久元神戸市長、特別自治市「指定都市市長会の提言として出してほしい」

20211113久元市長会見

【神戸経済ニュース】神戸市の久元喜造市長(写真)は12日の定例記者会見で、政令市20市の市長で構成する指定都市市長会の「多様な大都市制度実現プロジェクト」で同氏がリーダーとしてまとめた「特別自治市」の制度化などを求める提言について「ぜひ指定都市市長会の提言として出してほしい」との意向を述べた。指定都市市長会では10日に開いた臨時会議で、大阪市の松井一郎市長が反対して同提言の採択を見送った経緯があった。

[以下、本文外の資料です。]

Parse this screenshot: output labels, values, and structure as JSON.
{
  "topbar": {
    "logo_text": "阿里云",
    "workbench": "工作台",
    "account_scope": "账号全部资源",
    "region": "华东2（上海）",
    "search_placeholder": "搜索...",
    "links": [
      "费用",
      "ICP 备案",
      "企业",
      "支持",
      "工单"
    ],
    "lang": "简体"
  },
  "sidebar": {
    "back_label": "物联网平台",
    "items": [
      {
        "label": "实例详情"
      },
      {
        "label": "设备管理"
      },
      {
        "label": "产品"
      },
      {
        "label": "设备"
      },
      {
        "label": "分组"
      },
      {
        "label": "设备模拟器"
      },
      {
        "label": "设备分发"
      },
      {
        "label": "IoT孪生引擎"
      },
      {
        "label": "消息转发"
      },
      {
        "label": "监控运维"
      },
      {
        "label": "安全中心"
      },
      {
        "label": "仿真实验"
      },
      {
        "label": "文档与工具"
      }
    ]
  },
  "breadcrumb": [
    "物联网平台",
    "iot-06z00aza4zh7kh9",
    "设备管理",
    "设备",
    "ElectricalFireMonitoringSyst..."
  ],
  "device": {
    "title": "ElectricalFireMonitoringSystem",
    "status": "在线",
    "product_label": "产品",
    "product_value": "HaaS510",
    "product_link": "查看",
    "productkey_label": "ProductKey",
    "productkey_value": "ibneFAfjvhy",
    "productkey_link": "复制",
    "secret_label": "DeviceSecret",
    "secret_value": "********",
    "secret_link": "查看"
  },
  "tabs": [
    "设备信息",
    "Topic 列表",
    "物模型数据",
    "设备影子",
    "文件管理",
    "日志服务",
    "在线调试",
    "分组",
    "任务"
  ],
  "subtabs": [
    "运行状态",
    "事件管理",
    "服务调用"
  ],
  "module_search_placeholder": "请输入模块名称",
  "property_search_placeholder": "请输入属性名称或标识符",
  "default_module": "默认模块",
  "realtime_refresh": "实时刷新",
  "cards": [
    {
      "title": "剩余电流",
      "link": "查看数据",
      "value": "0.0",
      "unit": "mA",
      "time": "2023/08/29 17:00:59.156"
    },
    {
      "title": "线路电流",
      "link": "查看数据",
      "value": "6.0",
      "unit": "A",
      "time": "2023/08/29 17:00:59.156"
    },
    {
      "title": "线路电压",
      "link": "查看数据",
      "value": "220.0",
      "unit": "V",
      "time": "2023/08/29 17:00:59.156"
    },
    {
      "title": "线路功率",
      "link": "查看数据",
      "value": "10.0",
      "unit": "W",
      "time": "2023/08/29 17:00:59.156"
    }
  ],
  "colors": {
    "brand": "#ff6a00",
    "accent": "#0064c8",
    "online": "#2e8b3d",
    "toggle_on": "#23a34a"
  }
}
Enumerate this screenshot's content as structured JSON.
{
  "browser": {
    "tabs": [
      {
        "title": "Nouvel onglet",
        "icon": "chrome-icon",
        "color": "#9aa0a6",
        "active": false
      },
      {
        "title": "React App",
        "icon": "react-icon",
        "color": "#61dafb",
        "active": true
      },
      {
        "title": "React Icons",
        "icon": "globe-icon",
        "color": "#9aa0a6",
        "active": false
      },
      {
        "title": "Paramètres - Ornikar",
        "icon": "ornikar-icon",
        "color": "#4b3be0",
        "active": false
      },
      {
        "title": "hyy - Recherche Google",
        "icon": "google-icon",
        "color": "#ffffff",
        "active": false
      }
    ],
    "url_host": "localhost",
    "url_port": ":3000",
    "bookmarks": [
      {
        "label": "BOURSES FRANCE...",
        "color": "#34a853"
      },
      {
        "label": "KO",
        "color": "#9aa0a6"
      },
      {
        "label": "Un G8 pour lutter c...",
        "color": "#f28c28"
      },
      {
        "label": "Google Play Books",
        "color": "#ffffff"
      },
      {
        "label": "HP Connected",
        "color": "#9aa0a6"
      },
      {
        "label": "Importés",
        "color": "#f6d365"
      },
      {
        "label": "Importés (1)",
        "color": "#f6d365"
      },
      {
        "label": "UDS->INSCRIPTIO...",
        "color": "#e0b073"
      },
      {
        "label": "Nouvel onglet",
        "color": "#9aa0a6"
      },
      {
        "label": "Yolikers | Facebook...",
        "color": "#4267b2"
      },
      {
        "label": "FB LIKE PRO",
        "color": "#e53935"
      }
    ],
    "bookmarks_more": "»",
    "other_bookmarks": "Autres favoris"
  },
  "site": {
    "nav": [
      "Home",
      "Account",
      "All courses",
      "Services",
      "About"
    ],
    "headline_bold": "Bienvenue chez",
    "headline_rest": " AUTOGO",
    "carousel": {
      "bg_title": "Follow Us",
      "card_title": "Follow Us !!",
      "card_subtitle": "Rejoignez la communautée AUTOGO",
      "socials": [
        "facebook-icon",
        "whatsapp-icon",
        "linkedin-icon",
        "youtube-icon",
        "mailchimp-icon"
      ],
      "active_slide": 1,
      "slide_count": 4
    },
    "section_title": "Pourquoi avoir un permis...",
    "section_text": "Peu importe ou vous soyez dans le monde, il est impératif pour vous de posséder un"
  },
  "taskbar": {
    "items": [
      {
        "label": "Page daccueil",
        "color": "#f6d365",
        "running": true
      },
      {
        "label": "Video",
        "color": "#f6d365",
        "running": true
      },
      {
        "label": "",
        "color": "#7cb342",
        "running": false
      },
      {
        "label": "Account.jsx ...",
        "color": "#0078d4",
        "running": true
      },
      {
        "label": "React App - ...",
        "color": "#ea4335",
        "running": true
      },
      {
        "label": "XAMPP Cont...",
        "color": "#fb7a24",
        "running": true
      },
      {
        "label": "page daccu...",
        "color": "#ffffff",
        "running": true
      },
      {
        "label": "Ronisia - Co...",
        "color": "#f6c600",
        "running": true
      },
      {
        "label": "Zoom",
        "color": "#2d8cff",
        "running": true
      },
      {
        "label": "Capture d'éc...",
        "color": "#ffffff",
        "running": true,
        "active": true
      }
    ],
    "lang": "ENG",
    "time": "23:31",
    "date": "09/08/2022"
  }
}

 これでは政府が動かないと松井大阪市長が反対したことについては、「特別自治市の制度化は、そう簡単ではない」「長い経緯がある話で、戦前から議論がある」と説明。そのうえで「そう簡単ではないものを実現に近づけるために避けて通れないのは、特別自治市はなぜ必要なのか、実現するうえでの課題は何か、制度化する枠組みと法案のイメージをまとめること」と強調した。これらを「政府、政党、特に全国知事会など地方6団体を含めしっかり説明する必要がある」と述べ、今回の提言は必要なプロセスであるとの認識を示した。

 特別自治市は、都道府県と重複する権限を政令市に集めることで二重行政を解消することをねらう大都市制度。権限を府県に集めて二重行政を解消する「都構想」とは逆向きの発想だ。1947年に制定した地方自治法で横浜市、名古屋市、京都市、大阪市、神戸市の5大市を対象にした「特別市」として制度したが、府県の反対で結局実現しなかった経緯がある。